Но последствия этого поступка были, и тяжелые: нервное расстройство и полная невозможность работать. Через несколько дней, как запомнилось Модесту Ильичу, он «в состоянии близком к безумию» выехал в Петербург. На платформе Николаевского вокзала его встречал Анатолий Ильич. Он с трудом узнал старшего брата — так сильно тот изменился за прошедший месяц. Сильно обеспокоенный состоянием брата, он сразу же увел его в ближайшую к вокзалу гостиницу. Едва они вошли в номер, как у Петра Ильича начался нервный припадок и он потерял сознание. Потянулись десять тягостных дней выздоровления, после которых оба немедленно выехали за границу.

Внезапный отъезд Петра Ильича из Москвы, а потом за границу обсуждали, по словам Кашкина, «вкривь и вкось». Но и родственники и друзья поддержали тогда Чайковского в трудном положении и материально и морально, приняв на себя злословие и насмешки. Апухтин писал: «…чтоб ты, чьим именем будет гордиться страна, в которой ты родился, преклонял голову перед разными иксами и газетами — это непонятно, бессмысленно… Да уйди ты от них ввысь, в твою творческую высь, откуда тебе они не только не будут видимы, но где ты должен игнорировать их существование, и брось оттуда новую «Бурю» или «Ромео»: пусть тяжесть твоей славы раздавит этих прохвостов!» Старый друг даже вложил в письмо свое стихотворение:

«В житейском холоде дрожа и изнывая,

Я думал, что любви в усталом сердце нет…»

Постепенно «житейский холод» все более отступал от Чайковского. Время и перемена мест плодотворно повлияли на восстановление его душевного здоровья. Главное, что успокаивало его и приводило в хорошее расположение духа, было, по его убеждению, «средство, могущее заглушить» все невзгоды: «…это — труд». Петр Ильич интенсивно работал и над симфонией и над оперой.

Взвесив и обдумав события своей жизни за последний год, Чайковский твердо решил разойтись с женой. Иначе он будет не в состоянии сочинять, иначе ему придется оставить свое призвание, которое он выстрадал, и перестать быть самим собой. Он принял решение взять на себя заботы о благосостоянии жены, считая, что это будет плата за то, что вступил в брак с женщиной, не любя ее.

Чайковский часто бродил по улицам и площадям утренней Флоренции, наблюдая, как в городе просыпается жизнь. И в нем самом под воздействием шумных и ярких итальянских улиц совершалось чудесное превращение: тягостные ночные думы уходили прочь, уступив место мыслям о новых свершениях и о судьбе только что законченного «Евгения Онегина». Партитуру оперы он уже выслал Николаю Григорьевичу Рубинштейну, ее будущему первому постановщику и дирижеру.

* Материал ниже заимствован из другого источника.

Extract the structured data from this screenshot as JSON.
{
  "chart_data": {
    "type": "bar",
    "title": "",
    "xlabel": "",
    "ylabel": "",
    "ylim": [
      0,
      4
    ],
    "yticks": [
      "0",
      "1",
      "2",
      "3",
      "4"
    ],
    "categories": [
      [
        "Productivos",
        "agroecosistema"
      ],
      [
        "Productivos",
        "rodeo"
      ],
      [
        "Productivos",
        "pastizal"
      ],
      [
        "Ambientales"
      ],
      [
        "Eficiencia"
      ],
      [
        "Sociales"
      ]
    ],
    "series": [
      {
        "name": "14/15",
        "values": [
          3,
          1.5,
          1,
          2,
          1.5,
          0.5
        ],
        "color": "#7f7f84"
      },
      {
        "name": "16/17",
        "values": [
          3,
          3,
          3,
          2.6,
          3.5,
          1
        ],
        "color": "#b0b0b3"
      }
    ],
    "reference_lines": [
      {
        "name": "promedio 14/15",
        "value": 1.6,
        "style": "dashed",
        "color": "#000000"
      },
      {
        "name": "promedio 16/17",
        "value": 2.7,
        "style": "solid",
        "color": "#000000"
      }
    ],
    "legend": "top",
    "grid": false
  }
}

Чайковский преклонялся перед Пушкиным. Его знание жизни, характера русского человека, тонкое понимание русской природы, музыкальность стиха вызывали у композитора восхищение.

Композитор был, безусловно, еще под впечатлением недавно завершенной работы. Но не только потому, что впрямую соприкоснулся с гениальной поэзией Пушкина. И сюжет и музыка были близки его тогдашнему состоянию. И хотя он назвал «Евгения Онегина» «лирическими сценами», внутренний психологический напряженный драматизм зазвучал в опере подлинной глубиной и страстью.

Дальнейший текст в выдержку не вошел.